Vayamos por partes y remontémonos a los comienzos del siglo XX en la fría Praga en la que Kafka y Brod se conocieron trabando una amistad a todas luces improbable. Brod era enérgico, prolífico, confiado, con alta autoestima allí donde Kafka era apesadumbrado, reacio al elogio y a la autoindulgencia, cada línea que escribía era fruto de un gran esfuerzo que solía ser despreciado. Y pese a ello ambos mantuvieron una amistad constante, no sin sus altibajos, durante el resto de la vida de Kafka. Viajaron juntos a París, Suiza o Italia. Iniciaron una novela a dos manos. Planearon un negocio sorprendente anticipando el éxito de las guías Lonely Planet. Brod le publicitó e hizo las funciones de agente literario confiando en todo momento en la calidad de su obra.


Algunos de los capítulos de este libro dan fe de esa hermosa relación en la que el exitoso Brod es capaz de reconocer sin embargo, que el verdadero talento lo tiene su amigo y, en lugar de sufrir por ello, le empuja y anima, ayuda e incluso se encarga de la publicación póstuma de toda su obra dejando en segundo plano la suya propia.


Y continuamos así recorriendo la vida del amigo de Kafka tras la muerte de éste. El libro se torna en un periplo agridulce que da fe de los esfuerzos de Brod por dar a conocer al público la obra inédita de Kafka en un periodo tan complicado como el de entreguerras cuando la amenaza nazi ya comienza a materializarse, cuando su nombre aparece en las listas de autores prohibidos, cuando publicar supone un riesgo para la vida. Y en ese contexto Brod se afana en editar, recomponer, reordenar, titular y suprimir pasajes de los manuscritos de su amigo para conseguir versiones casi plenas de obras inacabadas y fragmentarias.   
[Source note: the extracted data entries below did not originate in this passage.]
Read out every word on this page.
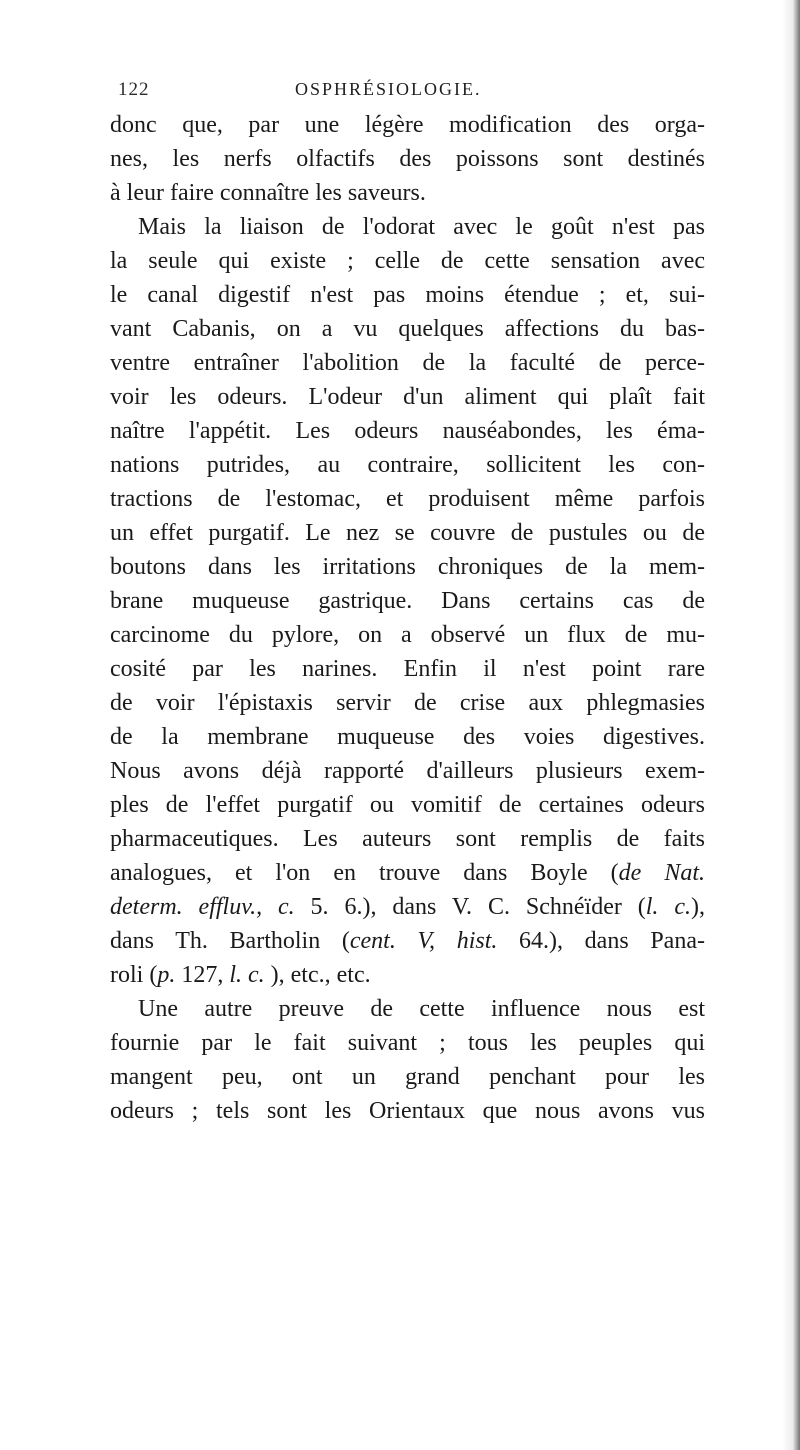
122	OSPHRÉSIOLOGIE.
donc que, par une légère modification des orga-
nes, les nerfs olfactifs des poissons sont destinés
à leur faire connaître les saveurs.
Mais la liaison de l'odorat avec le goût n'est pas
la seule qui existe ; celle de cette sensation avec
le canal digestif n'est pas moins étendue ; et, sui-
vant Cabanis, on a vu quelques affections du bas-
ventre entraîner l'abolition de la faculté de perce-
voir les odeurs. L'odeur d'un aliment qui plaît fait
naître l'appétit. Les odeurs nauséabondes, les éma-
nations putrides, au contraire, sollicitent les con-
tractions de l'estomac, et produisent même parfois
un effet purgatif. Le nez se couvre de pustules ou de
boutons dans les irritations chroniques de la mem-
brane muqueuse gastrique. Dans certains cas de
carcinome du pylore, on a observé un flux de mu-
cosité par les narines. Enfin il n'est point rare
de voir l'épistaxis servir de crise aux phlegmasies
de la membrane muqueuse des voies digestives.
Nous avons déjà rapporté d'ailleurs plusieurs exem-
ples de l'effet purgatif ou vomitif de certaines odeurs
pharmaceutiques. Les auteurs sont remplis de faits
analogues, et l'on en trouve dans Boyle (de Nat.
determ. effluv., c. 5. 6.), dans V. C. Schnéïder (l. c.),
dans Th. Bartholin (cent. V, hist. 64.), dans Pana-
roli (p. 127, l. c. ), etc., etc.
Une autre preuve de cette influence nous est
fournie par le fait suivant ; tous les peuples qui
mangent peu, ont un grand penchant pour les
odeurs ; tels sont les Orientaux que nous avons vus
Y no solo eso, también pone los primeros ladrillos del inmenso edificio de la kafkología publicando biografías, adelantando interpretaciones, sugiriendo una intención oculta en Kafka que trata de hacer coincidir con la suya propia. Y es tan grande su éxito en esta labor, que la obra de Kafka alcanza un reconocimiento mundial sin parangón. Y pronto llegan las críticas a su labor, a sus dudosos métodos, a su actuación como si fuera el propio escritor, como si la autoridad que emana de su amistad le confiriera los mismos e iguales derechos que al propio escritor. La publicación de testimonios de otros amigos de Kafka, de cartas y diarios, el estudio de los manuscritos en Oxford, todo ello termina por revelar algunas actuaciones no muy ortodoxas del infiel albacea.  


Es este Brod cuestionado y superado por una crítica metodológica contra la que no tenía suficientes herramientas ni conocimientos el que le hace pasar por un personaje algo antipático en nuestros días. Y es aquí donde Balint nos abre los ojos a un Brod distinto. Nos habla de cómo este incansable y voluntarioso hombre que se había convertido en una figura central de la vida cultural y política de Praga, en cierto modo de toda centroeuropa, que se carteaba con Stefan Zweig y otras tantas figuras relevantes de su tiempo, que había sido un gran impulsor y propagandista del sionismo y que, pese a ello, había gozado del respeto de los checos tras la creación de la República Checoslovaca, tuvo que rehacer su vida en esa patria anhelada de Palestina y cómo poco a poco todo su prestigio y labor quedó ensombrecida por la larga figura de su amigo Kafka.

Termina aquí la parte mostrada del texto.